How long before '90s nostalgia hits the scene?

I’m thinking retro-rave clubs (analogous to retro-disco clubs), that sort of thing.

Nevaaa! The 90s were shit stains on History’s underwear, they should not be remembered.

I can’t figure out what defines “the 90s.”

There were early technologies that are now standard, and a few pop culture events that are either ridiculed or fondly remembered, like any decade, but otherwise I find it hard to really define.

Figuring that the Transformers film was released in 2007, then 90s nostalgia should hit around 2017.

The closest I’ve managed is “Parker Lewis Can’t Lose” (A great show, BTW, which still holds up today). There’s something extremely “90s” about it that I can’t quite put my finger on (the shirts maybe?), but otherwise, yeah, I agree with you, there doesn’t seem to be much that really defines the '90s in a broad cultural sense at the moment.

That’s exactly why I loathe/hate the 90s. For all the ludicrousness the eighties embraced and embodied, at least they had style. The 90s are just a black hole to me, a waste in humankind’s time.

As soon as kids who grew up in the 1990’s have large amounts of disposable income. “Nostalgia”, after all, is a marketing construct.

I thought it had already begun with that atrocious remake of 90210

Soundgarden, the Backstreet Boys, and the New Kids on the Block are all on reunion tours this year.

I’d say it’s already hit.

5 years ago, I worked next door to a nightclub that had 90’s Night. They’d play Beverly Hills 90210 on the screens, lots of grunge remixes, drink specials on Kahlua Mudslides, and the bartenders would wear colored jeans and those 90s shirts. It was clearly early 1990s that was the focus - so it took about ten years I guess.

I believe 90’s nostalgia is scheduled to start on July 25th, 2011.

If you are Jonesing for some 90s nostalgia, just go back and watch Singles. I get the distinct impression Cameron Crowe was consciously trying to create a future nostalgia piece by capturing as much of the 90s Seattle zeitgeist as he could.

Nirvana.

If you’re talking about nostalgia from people who personally have fond memories of '90s popular culture, I’ve been feeling '90s nostalgia since about 2000. I’m sure many people in their 30s today think back fondly on the pop music, TV shows, etc. of their teen years.

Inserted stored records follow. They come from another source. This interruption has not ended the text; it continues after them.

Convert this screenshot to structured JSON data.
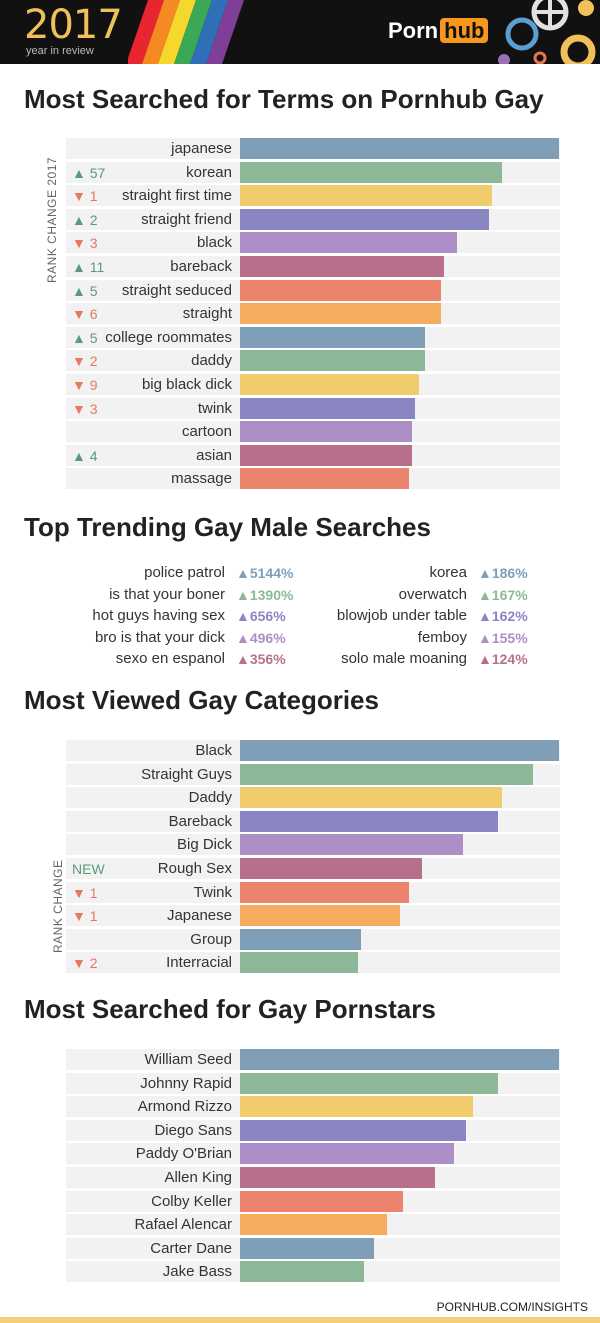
{
  "header": {
    "year": "2017",
    "subtitle": "year in review",
    "brand_left": "Porn",
    "brand_right": "hub"
  },
  "footer": {
    "url": "PORNHUB.COM/INSIGHTS"
  },
  "chart_data": [
    {
      "type": "bar",
      "orientation": "horizontal",
      "title": "Most Searched for Terms on Pornhub Gay",
      "rank_axis_label": "RANK CHANGE 2017",
      "categories": [
        "japanese",
        "korean",
        "straight first time",
        "straight friend",
        "black",
        "bareback",
        "straight seduced",
        "straight",
        "college roommates",
        "daddy",
        "big black dick",
        "twink",
        "cartoon",
        "asian",
        "massage"
      ],
      "values": [
        100,
        82,
        79,
        78,
        68,
        64,
        63,
        63,
        58,
        58,
        56,
        55,
        54,
        54,
        53
      ],
      "rank_change": [
        "",
        "▲ 57",
        "▼ 1",
        "▲ 2",
        "▼ 3",
        "▲ 11",
        "▲ 5",
        "▼ 6",
        "▲ 5",
        "▼ 2",
        "▼ 9",
        "▼ 3",
        "",
        "▲ 4",
        ""
      ],
      "colors": [
        "#7f9fb9",
        "#8db898",
        "#f0cc6c",
        "#8a86c4",
        "#ac8fc6",
        "#b6708c",
        "#ec836d",
        "#f6ac5e",
        "#7f9fb9",
        "#8db898",
        "#f0cc6c",
        "#8a86c4",
        "#ac8fc6",
        "#b6708c",
        "#ec836d"
      ],
      "xlim": [
        0,
        100
      ]
    },
    {
      "type": "table",
      "title": "Top Trending Gay Male Searches",
      "left": [
        {
          "term": "police patrol",
          "pct": "▲5144%",
          "color": "#7f9fb9"
        },
        {
          "term": "is that your boner",
          "pct": "▲1390%",
          "color": "#8db898"
        },
        {
          "term": "hot guys having sex",
          "pct": "▲656%",
          "color": "#8a86c4"
        },
        {
          "term": "bro is that your dick",
          "pct": "▲496%",
          "color": "#ac8fc6"
        },
        {
          "term": "sexo en espanol",
          "pct": "▲356%",
          "color": "#b6708c"
        }
      ],
      "right": [
        {
          "term": "korea",
          "pct": "▲186%",
          "color": "#7f9fb9"
        },
        {
          "term": "overwatch",
          "pct": "▲167%",
          "color": "#8db898"
        },
        {
          "term": "blowjob under table",
          "pct": "▲162%",
          "color": "#8a86c4"
        },
        {
          "term": "femboy",
          "pct": "▲155%",
          "color": "#ac8fc6"
        },
        {
          "term": "solo male moaning",
          "pct": "▲124%",
          "color": "#b6708c"
        }
      ]
    },
    {
      "type": "bar",
      "orientation": "horizontal",
      "title": "Most Viewed Gay Categories",
      "rank_axis_label": "RANK CHANGE",
      "categories": [
        "Black",
        "Straight Guys",
        "Daddy",
        "Bareback",
        "Big Dick",
        "Rough Sex",
        "Twink",
        "Japanese",
        "Group",
        "Interracial"
      ],
      "values": [
        100,
        92,
        82,
        81,
        70,
        57,
        53,
        50,
        38,
        37
      ],
      "rank_change": [
        "",
        "",
        "",
        "",
        "",
        "NEW",
        "▼ 1",
        "▼ 1",
        "",
        "▼ 2"
      ],
      "colors": [
        "#7f9fb9",
        "#8db898",
        "#f0cc6c",
        "#8a86c4",
        "#ac8fc6",
        "#b6708c",
        "#ec836d",
        "#f6ac5e",
        "#7f9fb9",
        "#8db898"
      ],
      "xlim": [
        0,
        100
      ]
    },
    {
      "type": "bar",
      "orientation": "horizontal",
      "title": "Most Searched for Gay Pornstars",
      "categories": [
        "William Seed",
        "Johnny Rapid",
        "Armond Rizzo",
        "Diego Sans",
        "Paddy O'Brian",
        "Allen King",
        "Colby Keller",
        "Rafael Alencar",
        "Carter Dane",
        "Jake Bass"
      ],
      "values": [
        100,
        81,
        73,
        71,
        67,
        61,
        51,
        46,
        42,
        39
      ],
      "rank_change": [
        "",
        "",
        "",
        "",
        "",
        "",
        "",
        "",
        "",
        ""
      ],
      "colors": [
        "#7f9fb9",
        "#8db898",
        "#f0cc6c",
        "#8a86c4",
        "#ac8fc6",
        "#b6708c",
        "#ec836d",
        "#f6ac5e",
        "#7f9fb9",
        "#8db898"
      ],
      "xlim": [
        0,
        100
      ]
    }
  ]
}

If you’re talking about younger people being interested in the popular culture of the '90s, again, it’s already happened. I live in a small town in the South, and I’ve been seeing teenagers in Nirvana t-shirts around for at least three or four years. You can get the shirts at the local J.C. Penney.

Grunge, dotcoms, a blue dress, and an ill-fitting glove, as far as I can tell.

When the History Channel does a 90’s Tech episode you know that it’s started (and in case you are guessing, it’s already happened). Or, as another poster mentioned, when people who were kids in the 90’s grow up, have disposable income and want to start buying or reliving their childhood. Maybe another 10 years before it really gets rolling I guess.

-XT

:confused: Despite all the Genx “angst,” the '90s were a happy, cheerful, optimistic time, in sharp contrast to the decades before and after.

Fuck that shit! Weird Al Yankovic!

That’s what I used to think about the '70s, until I got old enough to be seduced by nostalgia.

Yeah. Seems to me the period of time inbetween the end of the Cold War and the start of the War on Terror is rather cleaner a section of history’s underwear than its surroundings. But to each their own.